Intervention de Emma Haziza

Réunion du 9 novembre 2016 à 9h30
Commission du développement durable et de l'aménagement du territoire

Emma Haziza, présidente du bureau d'études Mayane :

Il existe plusieurs bureaux d'études comme Mayane en France, mais ils sont encore trop peu nombreux. Permettez-moi de revenir sur la création de Mayane : il y a une dizaine d'années, j'ai soutenu ma thèse à l'École des mines de Paris sur l'optimisation de la gestion du risque d'inondation en France – le sujet est encore d'actualité. J'ai ensuite fait le choix de créer une structure assez novatrice pour répondre aux questions se posant sur le terrain. Je comprends donc vos interrogations ; nous travaillons au quotidien avec l'État sur ces sujets.

En dix ans, nous avons considérablement progressé. Ayant siégé au collège d'experts de la sécurité civile de l'Hérault, j'ai suivi avec le préfet de ce département toutes les situations de crise qui se sont produites au cours de la décennie. Dans les années 2000, nous ne disposions pas encore de vigilance météorologique adaptée à la population, ni même de vigilance hydrologique. Certes, les mécanismes actuels ont encore des faiblesses et doivent être améliorés, mais songez qu'auparavant, aucune information n'était communiquée à la population !

Nous devons désormais mettre en cohérence l'ensemble des outils, sachant que le système français de gestion du risque d'inondation, dont nous connaissons les faiblesses, est tout de même reconnu comme l'un des meilleurs au monde. Prenons quelques exemples.

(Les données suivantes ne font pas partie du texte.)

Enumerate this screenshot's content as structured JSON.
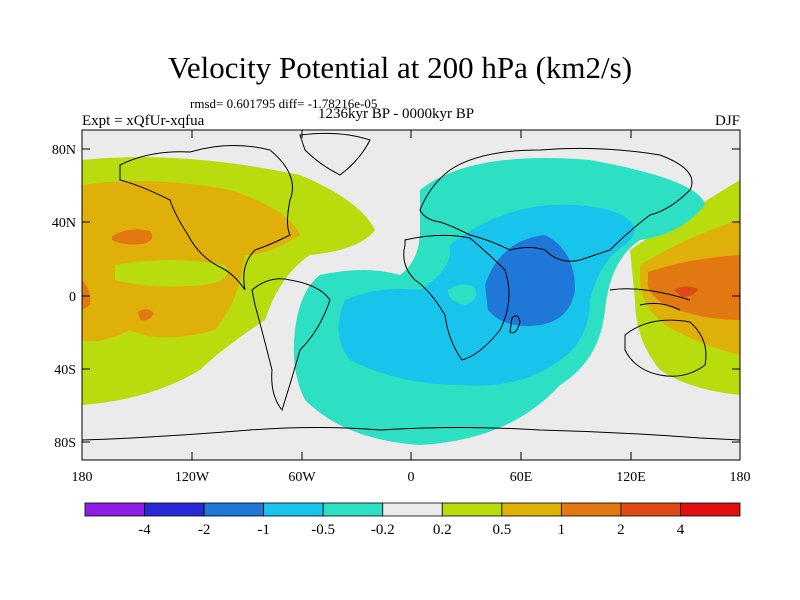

Le système de prévention APIC permet de communiquer une alerte directe et immédiate au maire en cas d'événement majeur ; or, aucun maire ou presque n'en connaît l'existence. Pour en bénéficier, les maires doivent solliciter un abonnement ; encore faudrait-il qu'ils le sachent. Il faut donc faire davantage connaître les outils existants aux acteurs auxquels ils sont destinés.

De même, le site Vigicrues ne permet pas encore de consulter l'ensemble des stations à partir d'un smartphone, bien que cela soit possible depuis un ordinateur. Ce système a été créé en 2005 ; depuis, les réseaux sociaux sont apparus, d'où un énorme décalage. Le mot-clé « inondations » donne accès sur ces réseaux à des communautés d'acteurs dont les recherches et analyses sont extrêmement pertinentes et qui peuvent fournir toutes les informations en temps réel. Ainsi, au système Vigicrues, qui répondait à un besoin, s'ajoutent désormais d'autres systèmes que je conseille aux maires d'utiliser, les sites internet en question – Twitter et Facebook – étant accessibles et gratuits et fournissant des informations simples. Avec un niveau de maillage très fin, les prévisions sont très complexes.

Pour avoir suivi minute par minute les événements qui se sont produits à Paris, j'ai constaté une évolution très variable des vitesses, le niveau pouvant monter d'un centimètre par heure puis, soudain, cinq fois plus vite pour rebasculer. Cela s'explique par la complexité considérable du système de concomitance de crues dans un bassin global. Le scénario de propagation de la crue aurait d'ailleurs pu être bien plus catastrophique encore. L'établissement public territorial de bassin Seine-Grands Lacs, qui a conduit une mission de retour d'expérience, a fait une simulation consistant à reporter les graves crues qui ont touché le Loiret – où l'autoroute a été coupée – sur le bassin de l'Yonne : l'eau y aurait atteint les hauteurs de 1910. En clair, le niveau de 1910 n'était pas loin ; une crue de cette ampleur aurait très bien pu se produire. Ce dernier événement fut une piqûre de rappel qui pourrait bien se renouveler car, historiquement, les crues de la Loire et de la Seine ont tendance à être récurrentes sur plusieurs années. En 1940, la crue de la Têt et du Tech, dans les Pyrénées-Orientales, a tant remobilisé le territoire qu'elle a empêché les Allemands d'y pénétrer.